Shortly after Danish company Dong Energy announced that it was building the world’s largest offshore wind farm off the British coast, Scotland has upped the ante and announced plans to build something even more impressive: the world’s largest floating offshore wind farm. To make this possible, the Scottish Government is working with Statoil, a Norwegian oil and gas company, on the Hywind Scotland Pilot Park. The facility will be built off the Scotland coast with electricity flowing into Peterhead in Aberdeenshire.
Floating wind farms are a relatively new concept that promises to deliver power at an exceptionally low cost as compared to other offshore wind power sources. Statoil has been working on its floating wind farm technology since 2001, when it first conceptualized the idea. The company tested the concept in 2005 and followed that test with its first full-scale demo in 2009.

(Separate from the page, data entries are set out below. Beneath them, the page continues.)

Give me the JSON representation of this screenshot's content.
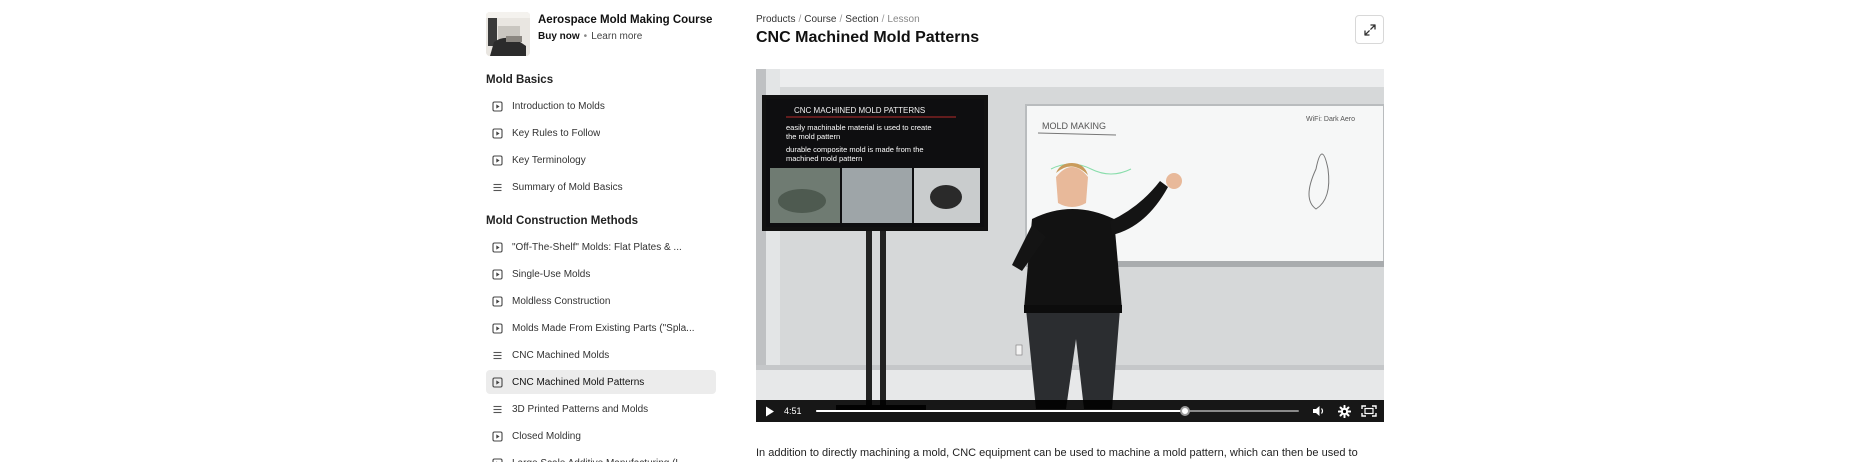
{
  "course": {
    "title": "Aerospace Mold Making Course",
    "buy_label": "Buy now",
    "separator": "•",
    "learn_label": "Learn more"
  },
  "sections": [
    {
      "title": "Mold Basics",
      "lessons": [
        {
          "label": "Introduction to Molds",
          "type": "video"
        },
        {
          "label": "Key Rules to Follow",
          "type": "video"
        },
        {
          "label": "Key Terminology",
          "type": "video"
        },
        {
          "label": "Summary of Mold Basics",
          "type": "text"
        }
      ]
    },
    {
      "title": "Mold Construction Methods",
      "lessons": [
        {
          "label": "\"Off-The-Shelf\" Molds: Flat Plates & ...",
          "type": "video"
        },
        {
          "label": "Single-Use Molds",
          "type": "video"
        },
        {
          "label": "Moldless Construction",
          "type": "video"
        },
        {
          "label": "Molds Made From Existing Parts (\"Spla...",
          "type": "video"
        },
        {
          "label": "CNC Machined Molds",
          "type": "text"
        },
        {
          "label": "CNC Machined Mold Patterns",
          "type": "video",
          "active": true
        },
        {
          "label": "3D Printed Patterns and Molds",
          "type": "text"
        },
        {
          "label": "Closed Molding",
          "type": "video"
        },
        {
          "label": "Large Scale Additive Manufacturing (L...",
          "type": "video"
        }
      ]
    }
  ],
  "breadcrumb": {
    "items": [
      "Products",
      "Course",
      "Section",
      "Lesson"
    ],
    "separator": "/"
  },
  "lesson": {
    "title": "CNC Machined Mold Patterns"
  },
  "video": {
    "slide_title": "CNC MACHINED MOLD PATTERNS",
    "slide_lines": [
      "easily machinable material is used to create",
      "the mold pattern",
      "durable composite mold is made from the",
      "machined mold pattern"
    ],
    "whiteboard_heading": "MOLD MAKING",
    "whiteboard_note": "WiFi: Dark Aero",
    "time": "4:51",
    "progress": 0.765
  },
  "body": {
    "text": "In addition to directly machining a mold, CNC equipment can be used to machine a mold pattern, which can then be used to"
  },
  "icons": {
    "lesson_video": "play-square-icon",
    "lesson_text": "text-lines-icon",
    "expand": "expand-arrows-icon",
    "play": "play-icon",
    "volume": "volume-icon",
    "settings": "gear-icon",
    "fullscreen": "fullscreen-icon"
  },
  "colors": {
    "active_lesson_bg": "#ececec",
    "control_bar": "#000000"
  }
}
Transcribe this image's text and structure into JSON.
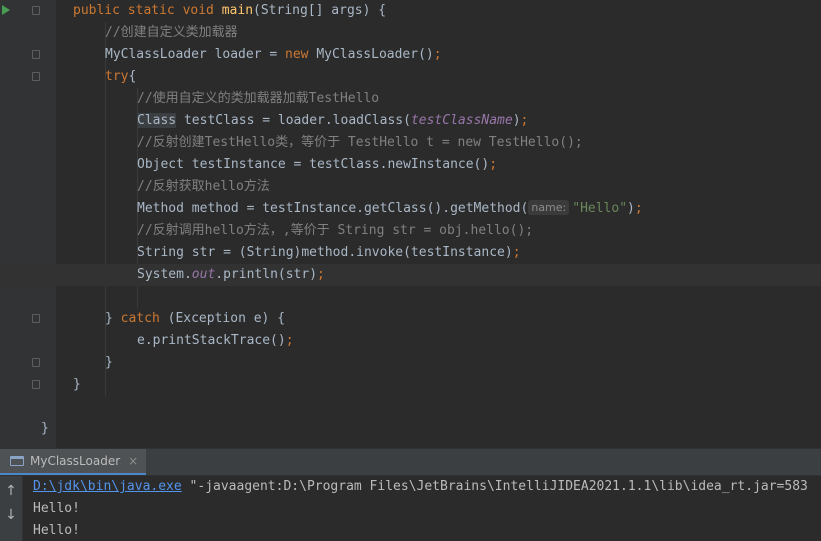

The company’s Hywind concept was designed as a slender cylinder with a motion controller that compensates for wind and ocean movements. It features a turbine-independent design that, in principle, lets engineers install any power generating turbine that meets the size and weight requirements for marine stability. Inspired by rugged oil and gas rigs, the floating structure is ballast stabilized and anchored to the seabed using three mooring lines attached to sunken anchors. It also can be positioned as needed to get the best wind
Statoil plans to build five floating wind turbines, which will provide enough power for 20,000 homes. Scheduled to begin in 2106, the pilot project is small in scale and designed to demonstrate the feasibility of using floating wind farms as a renewable energy source. “Floating wind represents a new, significant and increasingly competitive renewable energy source. Statoil’s objective with developing this pilot park is to demonstrate a commercial, utility-scale floating wind solution, to further increase the global market potential,” said Irene Rummelhoff, Statoil’s executive vice president for new energy solutions.